Moments after 9:30 am on Saturday morning, the 45 students in Semester 59 gathered in a circle on the quad before heading off in small groups in seven distinct directions. They carried loppers and hand pruners, shovels and maps. All donned work gloves on their hands – their most critical tool in the next two hours – to both protect from cold and prickly plants. Their task? To identify invasive plants on Chewonki Neck and initiate control measures, from pulling to chopping to digging up massive root balls.
What do the following areas of Chewonki Neck have in common: the periphery of the main campus, the edges of Chewonki Neck Road, and the Old Foundation (site of one of the earliest settlements by white people on the peninsula)?
A. They are part of the rich cultural and historical landscape of Chewonki Neck.
B. They are home to many species of invasive plants.
C. They are or have been managed and impacted by humans.
D. All of the above.
Kudos to all who guessed “D!” As manager of Chewonki’s farm and woodlot, I’ve been vaguely aware of the need for invasive plant control on Chewonki Neck for many years. We weed our gardens almost daily throughout the growing season, but we have not been managing for invasive species in our wooded areas and around campus. And, though I knew of the problem, I didn’t know how or where to tackle it.
Imagine, then, the pleasant surprise associated with a summer phone call from Molly Docherty, who works with the Maine Natural Areas Program and is the mother of a semester alum. The Maine Natural Areas Program, she explained, just received a grant to help farmers identify invasive species present on their property and develop a management plan. Not too long after I said, “Please come on over!” and we signed a contract, representatives and volunteers from the state came to Chewonki Neck and walked our woods and campus. Within weeks, I had labelled maps of identified species and a management plan in my virtual and physical mailboxes.
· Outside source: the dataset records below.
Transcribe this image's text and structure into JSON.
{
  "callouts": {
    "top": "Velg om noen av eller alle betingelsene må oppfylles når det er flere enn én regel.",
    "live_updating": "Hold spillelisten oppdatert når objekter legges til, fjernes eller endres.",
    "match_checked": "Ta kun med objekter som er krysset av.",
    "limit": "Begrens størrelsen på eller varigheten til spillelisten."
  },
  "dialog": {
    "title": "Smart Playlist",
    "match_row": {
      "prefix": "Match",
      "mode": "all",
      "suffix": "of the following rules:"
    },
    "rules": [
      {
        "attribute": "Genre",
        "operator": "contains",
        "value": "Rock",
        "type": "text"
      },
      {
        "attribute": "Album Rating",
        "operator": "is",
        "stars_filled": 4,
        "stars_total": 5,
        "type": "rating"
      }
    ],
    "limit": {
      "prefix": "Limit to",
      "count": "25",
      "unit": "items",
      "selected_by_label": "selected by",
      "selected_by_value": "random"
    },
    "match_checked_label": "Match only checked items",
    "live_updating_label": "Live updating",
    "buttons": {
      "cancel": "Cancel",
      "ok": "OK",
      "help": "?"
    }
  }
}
Last Friday, Nancy Olmstead, Invasive Plant Biologist for the state of Maine, came to speak with students about invasive plant definitions, identification, and management. “An invasive plant,” she explained, “is a non-native plant whose introduction causes or is likely to cause economic or environmental harm or harm to human health.” While we cultivate non-native plants through gardening and landscaping and some co-exist in natural ecosystems without causing harm, some overachieving non-natives thrive above and beyond native plants in natural areas and threaten habitat. In Maine, the list of concerning species includes seven that are present on Chewonki Neck.
The next morning, the whole of the semester translated their knowledge into the work of the hands. By morning’s end, there were 17 large black trash bags of Japanese knotweed and Asiatic bittersweet just from the Lower Field periphery alone. Other bags included multiflora rose from around the Old Foundation and roadsides. Uprooted buckthorn, two species of barberry, and shrub honeysuckle were left in the woods, roots exposed to the air to prevent rerooting.
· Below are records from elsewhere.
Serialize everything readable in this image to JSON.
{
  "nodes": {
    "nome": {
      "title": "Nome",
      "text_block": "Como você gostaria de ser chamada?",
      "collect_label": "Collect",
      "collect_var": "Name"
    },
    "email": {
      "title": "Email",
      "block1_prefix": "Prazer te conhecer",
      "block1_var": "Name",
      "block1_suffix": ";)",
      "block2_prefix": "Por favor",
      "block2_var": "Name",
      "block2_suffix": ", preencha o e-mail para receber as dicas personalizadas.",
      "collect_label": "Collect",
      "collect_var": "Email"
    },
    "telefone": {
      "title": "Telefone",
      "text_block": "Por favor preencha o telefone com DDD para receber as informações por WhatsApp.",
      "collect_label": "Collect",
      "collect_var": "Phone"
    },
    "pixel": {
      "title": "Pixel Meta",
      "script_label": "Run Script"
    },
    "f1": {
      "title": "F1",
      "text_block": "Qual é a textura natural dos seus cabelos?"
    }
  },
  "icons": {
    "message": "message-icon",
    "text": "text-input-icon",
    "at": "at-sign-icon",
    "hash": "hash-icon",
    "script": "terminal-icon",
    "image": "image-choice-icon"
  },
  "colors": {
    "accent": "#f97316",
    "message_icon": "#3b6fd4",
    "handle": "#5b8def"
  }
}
Student leaders captured notes from each student work groups; all these notes will be translated into iMapInvasives, an online mapping tool. And this is only the beginning-middle: this invasive plant management project will continue to be a work program for semester students and will be integrated into other educational programs over the coming months and years.
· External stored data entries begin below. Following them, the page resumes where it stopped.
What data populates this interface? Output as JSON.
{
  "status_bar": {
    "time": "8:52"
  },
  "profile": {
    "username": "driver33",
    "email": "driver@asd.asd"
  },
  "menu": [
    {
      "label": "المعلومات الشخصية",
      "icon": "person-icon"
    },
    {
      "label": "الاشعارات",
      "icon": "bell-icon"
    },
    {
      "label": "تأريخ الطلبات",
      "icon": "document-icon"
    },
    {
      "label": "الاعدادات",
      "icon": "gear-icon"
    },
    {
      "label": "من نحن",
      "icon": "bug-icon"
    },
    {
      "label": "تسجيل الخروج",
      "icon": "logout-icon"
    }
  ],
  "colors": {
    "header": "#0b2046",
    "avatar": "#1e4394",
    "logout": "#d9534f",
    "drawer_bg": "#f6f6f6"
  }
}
Once you learn to see something, you can’t learn to unsee it, the saying goes. And this is true for invasive plants. Students have been and will undoubtedly continue to see bittersweet as they walk to their cabins or along roadsides; they will marvel and cringe at prolific Japanese knotweed patches. In Chewonki’s holistic approach to teaching about conservation and stewardship of the natural world, participants gain a deeper understanding of their own capacity to make positive change through all that digging, yanking, and black-bagging. I look forward to telling the stories of invasive plant control measures – and the good work of our students – on Chewonki Neck for years to come.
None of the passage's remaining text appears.